A cause and effect relationship cannot be established between the consumption of a VLCD and reduction of post-prandial glycaemic responses (ID 1414) and maintenance of normal blood lipid profile (ID 1421).
Reduction in body weight (ID 1410)
The claimed effect is “safe and effective weight loss, long term weight maintenance”. The target population is assumed to be obese adults who wish to reduce their body weight. Reduction in body weight is a beneficial physiological effect.
A cause and effect relationship has been established between the consumption of a VLCD and reduction in body weight.
The following wording reflects the scientific evidence: “Replacing the usual diet with a very low calorie diet helps to lose weight”.
In order to bear the claim, a diet should comply with the specifications and conditions of use laid down in CODEX STAN 203-1995. The target population is obese adults who wish to reduce their body weight.
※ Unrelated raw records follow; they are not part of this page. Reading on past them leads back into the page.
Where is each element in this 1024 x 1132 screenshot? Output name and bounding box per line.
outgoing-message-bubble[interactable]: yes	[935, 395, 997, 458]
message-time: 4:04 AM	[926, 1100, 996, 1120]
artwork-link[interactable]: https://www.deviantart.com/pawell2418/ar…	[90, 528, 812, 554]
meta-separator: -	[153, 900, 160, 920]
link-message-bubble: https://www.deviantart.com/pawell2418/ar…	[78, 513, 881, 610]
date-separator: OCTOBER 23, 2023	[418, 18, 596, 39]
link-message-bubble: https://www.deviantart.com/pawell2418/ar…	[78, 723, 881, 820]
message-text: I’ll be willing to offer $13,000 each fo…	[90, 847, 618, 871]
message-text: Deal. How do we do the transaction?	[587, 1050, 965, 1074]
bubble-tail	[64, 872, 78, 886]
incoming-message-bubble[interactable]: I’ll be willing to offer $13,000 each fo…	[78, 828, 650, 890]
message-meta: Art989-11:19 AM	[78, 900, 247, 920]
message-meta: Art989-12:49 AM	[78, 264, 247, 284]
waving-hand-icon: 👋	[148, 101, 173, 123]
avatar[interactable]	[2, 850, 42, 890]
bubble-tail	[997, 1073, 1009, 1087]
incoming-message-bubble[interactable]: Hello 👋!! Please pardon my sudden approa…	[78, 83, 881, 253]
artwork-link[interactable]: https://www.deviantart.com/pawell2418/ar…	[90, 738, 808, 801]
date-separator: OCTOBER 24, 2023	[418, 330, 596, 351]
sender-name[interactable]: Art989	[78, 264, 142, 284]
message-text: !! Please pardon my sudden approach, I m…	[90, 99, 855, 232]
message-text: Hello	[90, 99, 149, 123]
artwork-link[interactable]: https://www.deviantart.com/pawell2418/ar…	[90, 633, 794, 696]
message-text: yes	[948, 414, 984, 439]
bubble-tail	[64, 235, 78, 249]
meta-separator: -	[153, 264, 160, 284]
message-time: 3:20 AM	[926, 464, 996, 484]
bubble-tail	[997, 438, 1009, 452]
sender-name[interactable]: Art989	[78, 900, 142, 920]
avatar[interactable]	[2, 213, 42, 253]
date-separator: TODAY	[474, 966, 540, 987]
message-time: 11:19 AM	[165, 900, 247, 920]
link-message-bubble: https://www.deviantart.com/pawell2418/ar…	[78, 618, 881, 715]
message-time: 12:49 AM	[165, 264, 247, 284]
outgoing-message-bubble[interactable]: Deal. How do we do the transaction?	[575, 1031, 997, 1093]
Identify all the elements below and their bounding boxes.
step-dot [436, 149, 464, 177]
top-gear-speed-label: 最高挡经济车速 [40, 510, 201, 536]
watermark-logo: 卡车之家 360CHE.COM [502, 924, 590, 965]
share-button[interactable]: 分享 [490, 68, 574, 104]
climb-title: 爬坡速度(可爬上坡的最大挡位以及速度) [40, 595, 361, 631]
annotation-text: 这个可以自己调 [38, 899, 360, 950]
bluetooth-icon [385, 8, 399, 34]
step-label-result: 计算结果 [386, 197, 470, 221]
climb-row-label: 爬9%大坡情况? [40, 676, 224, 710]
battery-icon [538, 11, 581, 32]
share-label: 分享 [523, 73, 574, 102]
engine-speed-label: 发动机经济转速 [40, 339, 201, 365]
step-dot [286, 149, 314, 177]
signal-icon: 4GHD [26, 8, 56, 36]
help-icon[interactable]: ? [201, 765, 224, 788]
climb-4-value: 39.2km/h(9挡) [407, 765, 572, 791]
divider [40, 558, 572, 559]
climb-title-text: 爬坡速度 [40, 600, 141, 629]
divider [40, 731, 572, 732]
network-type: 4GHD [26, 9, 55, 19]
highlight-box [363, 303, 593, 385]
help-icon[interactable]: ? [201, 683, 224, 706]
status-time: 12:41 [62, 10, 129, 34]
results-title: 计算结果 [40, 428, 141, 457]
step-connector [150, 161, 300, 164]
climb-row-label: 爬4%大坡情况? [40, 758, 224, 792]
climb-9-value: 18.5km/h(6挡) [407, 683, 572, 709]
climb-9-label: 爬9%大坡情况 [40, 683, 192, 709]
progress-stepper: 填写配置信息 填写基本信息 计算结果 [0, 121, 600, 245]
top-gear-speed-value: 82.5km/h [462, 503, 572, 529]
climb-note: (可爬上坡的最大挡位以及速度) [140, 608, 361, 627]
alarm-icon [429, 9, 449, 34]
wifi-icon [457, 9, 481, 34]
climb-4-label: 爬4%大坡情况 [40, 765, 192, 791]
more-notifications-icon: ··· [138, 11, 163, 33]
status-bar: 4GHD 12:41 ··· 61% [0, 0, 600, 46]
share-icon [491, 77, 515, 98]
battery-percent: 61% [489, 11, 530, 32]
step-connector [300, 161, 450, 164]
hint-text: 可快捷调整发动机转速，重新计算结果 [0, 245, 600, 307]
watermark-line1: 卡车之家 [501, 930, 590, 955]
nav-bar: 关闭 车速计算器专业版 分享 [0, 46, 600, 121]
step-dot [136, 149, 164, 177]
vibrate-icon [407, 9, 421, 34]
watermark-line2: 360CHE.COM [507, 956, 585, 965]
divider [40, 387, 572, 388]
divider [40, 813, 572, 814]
Reduction in the sense of hunger (ID 1411)
The claimed effect is “reduced hunger”. The target population is assumed to be obese adults in the general population. In the context of the proposed wordings, it is assumed that the claimed effect refers to a reduction in sense of hunger mediated by the induction of ketogenesis during a sustained energy deficit. Reduction in the sense of hunger during a sustained energy deficit is a beneficial physiological effect.
A cause and effect relationship has not been established between the consumption of a VLCD and reduction in the sense of hunger during a sustained energy deficit.
Reduction in body fat mass while maintaining lean body mass (ID 1412)
The claimed effect is “burning fat for energy, preserving lean tissue”. The target population is assumed to be obese adults in the general population. In the context of the proposed wordings, it is assumed that the claimed effect refers to the loss of fat mass while maintaining lean body mass during weight loss. Reduction in body fat mass while maintaining lean body mass is a beneficial physiological effect.
A cause and effect relationship has not been established between the consumption of a VLCD and reduction in body fat mass while maintaining lean body mass.